Derek Winnert

Finding Nemo ***** (2003, voices of Albert Brooks, Ellen DeGeneres, Alexander Gould) – Classic Movie Review 123


Directed by Andrew Stanton (with Lee Unkrich), this totally witty and delightful 2003 animation is one of the very best from Pixar studios, who made Toy Story and Monsters Inc. And it’s at least the equal of either of them. Stanton won the 2003 Oscar for Best Animated Feature.

In the original screen story by Stanton, who also co-writes the screenplay, the nervy, over-protective Aussie clownfish Marlin (voice of Albert Brooks) swims off to find his only surviving son Nemo (Alexander Gould), who’s misbehaved and gone off into the ocean beyond the Great Barrier Reef. Disaster strikes. Nemo’s caught by a boat, brought up in a net and taken to live in a fish tank in the office of a dentist (Bill Hunter) by the harbour in Sydney, Australia.


While Nemo’s awash in a sea of trouble, Ellen DeGeneres’s wacky blue fish Dory is there to help Marlin out in his life-saving quest. The two encounter and must overcome dangers from a group of humorously scary sharks (Eric Bana, Barry Humphries, Bruce Spence as Anchor, Bruce and Chum), as well as seagulls, jellyfish etc on their way. Meanwhile, Nemo and his new pals in the dentist’s fish tank try to get to Sydney harbour and back to freedom in the sea.


This splashy, colourfully designed and exquisitely characterised mega-hit just dives deep into one funny situation after another and floats in gallons of cute charm. They’ve made a lovely, painstaking job of capturing the look of the sea and the fishes, so the visuals are outstanding.

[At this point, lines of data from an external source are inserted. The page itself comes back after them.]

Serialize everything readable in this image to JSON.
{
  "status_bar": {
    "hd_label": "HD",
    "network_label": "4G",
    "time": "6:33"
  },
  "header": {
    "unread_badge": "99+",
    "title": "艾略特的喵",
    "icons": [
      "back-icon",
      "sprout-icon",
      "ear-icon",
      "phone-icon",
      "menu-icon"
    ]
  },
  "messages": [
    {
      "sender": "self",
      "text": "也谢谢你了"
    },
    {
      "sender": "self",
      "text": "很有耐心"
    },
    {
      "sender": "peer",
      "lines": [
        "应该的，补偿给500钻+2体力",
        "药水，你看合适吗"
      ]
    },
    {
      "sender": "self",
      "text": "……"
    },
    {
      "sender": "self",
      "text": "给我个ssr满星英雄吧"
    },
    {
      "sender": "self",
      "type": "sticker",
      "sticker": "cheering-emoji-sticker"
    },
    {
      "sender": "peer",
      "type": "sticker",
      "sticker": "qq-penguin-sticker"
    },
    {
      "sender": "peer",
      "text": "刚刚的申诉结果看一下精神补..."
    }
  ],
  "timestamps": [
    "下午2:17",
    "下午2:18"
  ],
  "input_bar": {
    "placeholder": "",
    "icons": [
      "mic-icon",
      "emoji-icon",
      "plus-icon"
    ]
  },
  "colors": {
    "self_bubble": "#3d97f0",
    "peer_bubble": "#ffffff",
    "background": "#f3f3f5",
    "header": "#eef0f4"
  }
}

All the vocal performances of the many characters, however small, provide magic little moments, with DeGeneres’s turn outstanding: Willem Dafoe provides the voice of Gill, with Brad Garrett as Bloat, Allison Janney as Peach, Austin Pendleton as Gurgle, Stephen Root as Bubbles and Geoffrey Rush as Nigel.

It’s all jollied along very nicely indeed by Thomas Newman’s catchy score. You just must sea this one!


Though costly to make at nearly $100million, it was a huge money-spinner, taking an astounding $380million in America. Stanton provides the voice of Crush. John Ratzenberger, who features in every Pixar movie, is the voice of Fish School.

The DVD has deleted scenes, a ‘making of’ documentary, a visual commentary, a tour of the studios, virtual aquariums and a view from the artists.


It was re-released in 3D in 2012. A long-awaited sequel, Finding Dory, was premiered in LA on 8 June 2016 and released in the US on 17 June 2016 and the UK on 29 July.